FOR IMMEDIATE RELEASE:
Tuesday, May 12, 2020
Kate Breimann, Advocate, Environment Maryland, 276-229-9108, firstname.lastname@example.org
Emily Scarr, Director, Maryland PIRG, 859-221-4213, email@example.com
Josh Chetwynd, Communications Manager, 303-573-5558, firstname.lastname@example.org
Statement: Governor Hogan’s veto of Chlorpyrifos ban runs counter to scientific evidence
ANNAPOLIS - Gov. Larry Hogan announced today that he is vetoing a state ban on the pesticide chlorpyrifos. This comes despite strong support in theMaryland General Assembly when the legislation (SB 300/HB 229) passed in March.

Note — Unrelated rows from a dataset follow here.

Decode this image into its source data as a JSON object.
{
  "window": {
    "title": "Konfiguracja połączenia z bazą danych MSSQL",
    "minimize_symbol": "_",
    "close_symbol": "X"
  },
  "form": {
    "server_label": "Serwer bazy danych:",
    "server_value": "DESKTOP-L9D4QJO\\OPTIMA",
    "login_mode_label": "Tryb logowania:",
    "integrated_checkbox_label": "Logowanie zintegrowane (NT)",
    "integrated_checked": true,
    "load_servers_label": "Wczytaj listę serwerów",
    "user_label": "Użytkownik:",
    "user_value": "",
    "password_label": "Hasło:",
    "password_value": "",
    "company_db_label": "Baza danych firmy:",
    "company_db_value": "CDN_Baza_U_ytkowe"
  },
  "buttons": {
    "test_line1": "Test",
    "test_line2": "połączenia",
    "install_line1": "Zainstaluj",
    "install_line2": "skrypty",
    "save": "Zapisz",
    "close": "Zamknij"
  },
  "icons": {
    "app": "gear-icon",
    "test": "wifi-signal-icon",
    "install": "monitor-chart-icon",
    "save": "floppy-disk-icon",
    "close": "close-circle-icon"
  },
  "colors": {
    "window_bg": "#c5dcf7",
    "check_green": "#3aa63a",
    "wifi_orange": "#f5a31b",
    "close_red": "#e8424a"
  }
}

Environment Maryland Advocate Kate Breimann released this statement in response:
“Environment Maryland is deeply disappointed that the governor decided to veto this important ban on the toxic pesticide chlorpyrifos. The science is conclusive: Chlorpyrifos is a highly toxic chemical that poisons our water, can prove fatal to our wildlife, and endangers our public health.

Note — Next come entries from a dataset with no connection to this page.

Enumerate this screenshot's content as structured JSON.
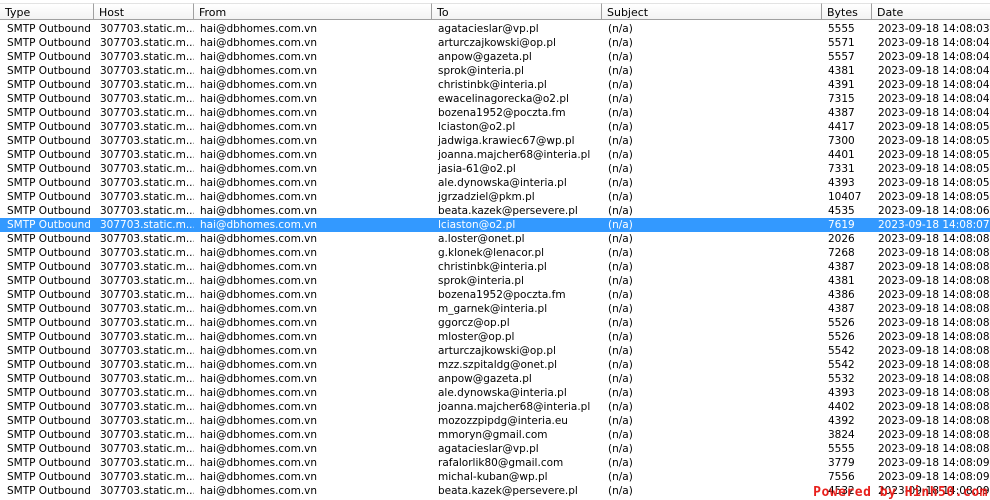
{
  "columns": [
    {
      "key": "type",
      "label": "Type"
    },
    {
      "key": "host",
      "label": "Host"
    },
    {
      "key": "from",
      "label": "From"
    },
    {
      "key": "to",
      "label": "To"
    },
    {
      "key": "subject",
      "label": "Subject"
    },
    {
      "key": "bytes",
      "label": "Bytes"
    },
    {
      "key": "date",
      "label": "Date"
    }
  ],
  "selected_row_index": 14,
  "selection_color": "#3399ff",
  "rows": [
    {
      "type": "SMTP Outbound",
      "host": "307703.static.m...",
      "from": "hai@dbhomes.com.vn",
      "to": "agatacieslar@vp.pl",
      "subject": "(n/a)",
      "bytes": "5555",
      "date": "2023-09-18 14:08:03"
    },
    {
      "type": "SMTP Outbound",
      "host": "307703.static.m...",
      "from": "hai@dbhomes.com.vn",
      "to": "arturczajkowski@op.pl",
      "subject": "(n/a)",
      "bytes": "5571",
      "date": "2023-09-18 14:08:04"
    },
    {
      "type": "SMTP Outbound",
      "host": "307703.static.m...",
      "from": "hai@dbhomes.com.vn",
      "to": "anpow@gazeta.pl",
      "subject": "(n/a)",
      "bytes": "5557",
      "date": "2023-09-18 14:08:04"
    },
    {
      "type": "SMTP Outbound",
      "host": "307703.static.m...",
      "from": "hai@dbhomes.com.vn",
      "to": "sprok@interia.pl",
      "subject": "(n/a)",
      "bytes": "4381",
      "date": "2023-09-18 14:08:04"
    },
    {
      "type": "SMTP Outbound",
      "host": "307703.static.m...",
      "from": "hai@dbhomes.com.vn",
      "to": "christinbk@interia.pl",
      "subject": "(n/a)",
      "bytes": "4391",
      "date": "2023-09-18 14:08:04"
    },
    {
      "type": "SMTP Outbound",
      "host": "307703.static.m...",
      "from": "hai@dbhomes.com.vn",
      "to": "ewacelinagorecka@o2.pl",
      "subject": "(n/a)",
      "bytes": "7315",
      "date": "2023-09-18 14:08:04"
    },
    {
      "type": "SMTP Outbound",
      "host": "307703.static.m...",
      "from": "hai@dbhomes.com.vn",
      "to": "bozena1952@poczta.fm",
      "subject": "(n/a)",
      "bytes": "4387",
      "date": "2023-09-18 14:08:04"
    },
    {
      "type": "SMTP Outbound",
      "host": "307703.static.m...",
      "from": "hai@dbhomes.com.vn",
      "to": "lciaston@o2.pl",
      "subject": "(n/a)",
      "bytes": "4417",
      "date": "2023-09-18 14:08:05"
    },
    {
      "type": "SMTP Outbound",
      "host": "307703.static.m...",
      "from": "hai@dbhomes.com.vn",
      "to": "jadwiga.krawiec67@wp.pl",
      "subject": "(n/a)",
      "bytes": "7300",
      "date": "2023-09-18 14:08:05"
    },
    {
      "type": "SMTP Outbound",
      "host": "307703.static.m...",
      "from": "hai@dbhomes.com.vn",
      "to": "joanna.majcher68@interia.pl",
      "subject": "(n/a)",
      "bytes": "4401",
      "date": "2023-09-18 14:08:05"
    },
    {
      "type": "SMTP Outbound",
      "host": "307703.static.m...",
      "from": "hai@dbhomes.com.vn",
      "to": "jasia-61@o2.pl",
      "subject": "(n/a)",
      "bytes": "7331",
      "date": "2023-09-18 14:08:05"
    },
    {
      "type": "SMTP Outbound",
      "host": "307703.static.m...",
      "from": "hai@dbhomes.com.vn",
      "to": "ale.dynowska@interia.pl",
      "subject": "(n/a)",
      "bytes": "4393",
      "date": "2023-09-18 14:08:05"
    },
    {
      "type": "SMTP Outbound",
      "host": "307703.static.m...",
      "from": "hai@dbhomes.com.vn",
      "to": "jgrzadziel@pkm.pl",
      "subject": "(n/a)",
      "bytes": "10407",
      "date": "2023-09-18 14:08:05"
    },
    {
      "type": "SMTP Outbound",
      "host": "307703.static.m...",
      "from": "hai@dbhomes.com.vn",
      "to": "beata.kazek@persevere.pl",
      "subject": "(n/a)",
      "bytes": "4535",
      "date": "2023-09-18 14:08:06"
    },
    {
      "type": "SMTP Outbound",
      "host": "307703.static.m...",
      "from": "hai@dbhomes.com.vn",
      "to": "lciaston@o2.pl",
      "subject": "(n/a)",
      "bytes": "7619",
      "date": "2023-09-18 14:08:07"
    },
    {
      "type": "SMTP Outbound",
      "host": "307703.static.m...",
      "from": "hai@dbhomes.com.vn",
      "to": "a.loster@onet.pl",
      "subject": "(n/a)",
      "bytes": "2026",
      "date": "2023-09-18 14:08:08"
    },
    {
      "type": "SMTP Outbound",
      "host": "307703.static.m...",
      "from": "hai@dbhomes.com.vn",
      "to": "g.klonek@lenacor.pl",
      "subject": "(n/a)",
      "bytes": "7268",
      "date": "2023-09-18 14:08:08"
    },
    {
      "type": "SMTP Outbound",
      "host": "307703.static.m...",
      "from": "hai@dbhomes.com.vn",
      "to": "christinbk@interia.pl",
      "subject": "(n/a)",
      "bytes": "4387",
      "date": "2023-09-18 14:08:08"
    },
    {
      "type": "SMTP Outbound",
      "host": "307703.static.m...",
      "from": "hai@dbhomes.com.vn",
      "to": "sprok@interia.pl",
      "subject": "(n/a)",
      "bytes": "4381",
      "date": "2023-09-18 14:08:08"
    },
    {
      "type": "SMTP Outbound",
      "host": "307703.static.m...",
      "from": "hai@dbhomes.com.vn",
      "to": "bozena1952@poczta.fm",
      "subject": "(n/a)",
      "bytes": "4386",
      "date": "2023-09-18 14:08:08"
    },
    {
      "type": "SMTP Outbound",
      "host": "307703.static.m...",
      "from": "hai@dbhomes.com.vn",
      "to": "m_garnek@interia.pl",
      "subject": "(n/a)",
      "bytes": "4387",
      "date": "2023-09-18 14:08:08"
    },
    {
      "type": "SMTP Outbound",
      "host": "307703.static.m...",
      "from": "hai@dbhomes.com.vn",
      "to": "ggorcz@op.pl",
      "subject": "(n/a)",
      "bytes": "5526",
      "date": "2023-09-18 14:08:08"
    },
    {
      "type": "SMTP Outbound",
      "host": "307703.static.m...",
      "from": "hai@dbhomes.com.vn",
      "to": "mloster@op.pl",
      "subject": "(n/a)",
      "bytes": "5526",
      "date": "2023-09-18 14:08:08"
    },
    {
      "type": "SMTP Outbound",
      "host": "307703.static.m...",
      "from": "hai@dbhomes.com.vn",
      "to": "arturczajkowski@op.pl",
      "subject": "(n/a)",
      "bytes": "5542",
      "date": "2023-09-18 14:08:08"
    },
    {
      "type": "SMTP Outbound",
      "host": "307703.static.m...",
      "from": "hai@dbhomes.com.vn",
      "to": "mzz.szpitaldg@onet.pl",
      "subject": "(n/a)",
      "bytes": "5542",
      "date": "2023-09-18 14:08:08"
    },
    {
      "type": "SMTP Outbound",
      "host": "307703.static.m...",
      "from": "hai@dbhomes.com.vn",
      "to": "anpow@gazeta.pl",
      "subject": "(n/a)",
      "bytes": "5532",
      "date": "2023-09-18 14:08:08"
    },
    {
      "type": "SMTP Outbound",
      "host": "307703.static.m...",
      "from": "hai@dbhomes.com.vn",
      "to": "ale.dynowska@interia.pl",
      "subject": "(n/a)",
      "bytes": "4393",
      "date": "2023-09-18 14:08:08"
    },
    {
      "type": "SMTP Outbound",
      "host": "307703.static.m...",
      "from": "hai@dbhomes.com.vn",
      "to": "joanna.majcher68@interia.pl",
      "subject": "(n/a)",
      "bytes": "4402",
      "date": "2023-09-18 14:08:08"
    },
    {
      "type": "SMTP Outbound",
      "host": "307703.static.m...",
      "from": "hai@dbhomes.com.vn",
      "to": "mozozzpipdg@interia.eu",
      "subject": "(n/a)",
      "bytes": "4392",
      "date": "2023-09-18 14:08:08"
    },
    {
      "type": "SMTP Outbound",
      "host": "307703.static.m...",
      "from": "hai@dbhomes.com.vn",
      "to": "mmoryn@gmail.com",
      "subject": "(n/a)",
      "bytes": "3824",
      "date": "2023-09-18 14:08:08"
    },
    {
      "type": "SMTP Outbound",
      "host": "307703.static.m...",
      "from": "hai@dbhomes.com.vn",
      "to": "agatacieslar@vp.pl",
      "subject": "(n/a)",
      "bytes": "5555",
      "date": "2023-09-18 14:08:08"
    },
    {
      "type": "SMTP Outbound",
      "host": "307703.static.m...",
      "from": "hai@dbhomes.com.vn",
      "to": "rafalorlik80@gmail.com",
      "subject": "(n/a)",
      "bytes": "3779",
      "date": "2023-09-18 14:08:09"
    },
    {
      "type": "SMTP Outbound",
      "host": "307703.static.m...",
      "from": "hai@dbhomes.com.vn",
      "to": "michal-kuban@wp.pl",
      "subject": "(n/a)",
      "bytes": "7556",
      "date": "2023-09-18 14:08:09"
    },
    {
      "type": "SMTP Outbound",
      "host": "307703.static.m...",
      "from": "hai@dbhomes.com.vn",
      "to": "beata.kazek@persevere.pl",
      "subject": "(n/a)",
      "bytes": "4532",
      "date": "2023-09-18 14:08:09"
    }
  ],
  "watermark": "Powered by Hinh50.com"
}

‘In 2016, the EPA found that dangerous levels of chlorpyrifos threaten infants, children, young girls and women through the food they eat. In fact, even low-level exposure can cause developmental delays, brain damage and behavioral problems in children. “Chlorpyrifos is also harming our wildlife. This chemical is highly toxic to bees and other pollinators. This should concern us all since pollinators are critical to food security. Chlorpyrifos is also ruining our water. A Chesapeake Bay Program report ranked it among the ‘top five individual toxics of concern’. The study found chlorpyrifos present in 90 percent of bay water analyzed with 40 percent of those samples having concentrations exceeding thresholds that could cause tragic ecological effects.
It’s 2020. We have better methods to grow the food we need. Toxic pesticides that can end up in our bodies and threaten our health should be banned -- and the governor shouldn’t turn his back on this incontrovertible science.”
Environment Maryland is a citizen-based environmental advocacy organization. We work to protect clean air, clean water, and open space. We have thousands of members across the state and are based in Baltimore.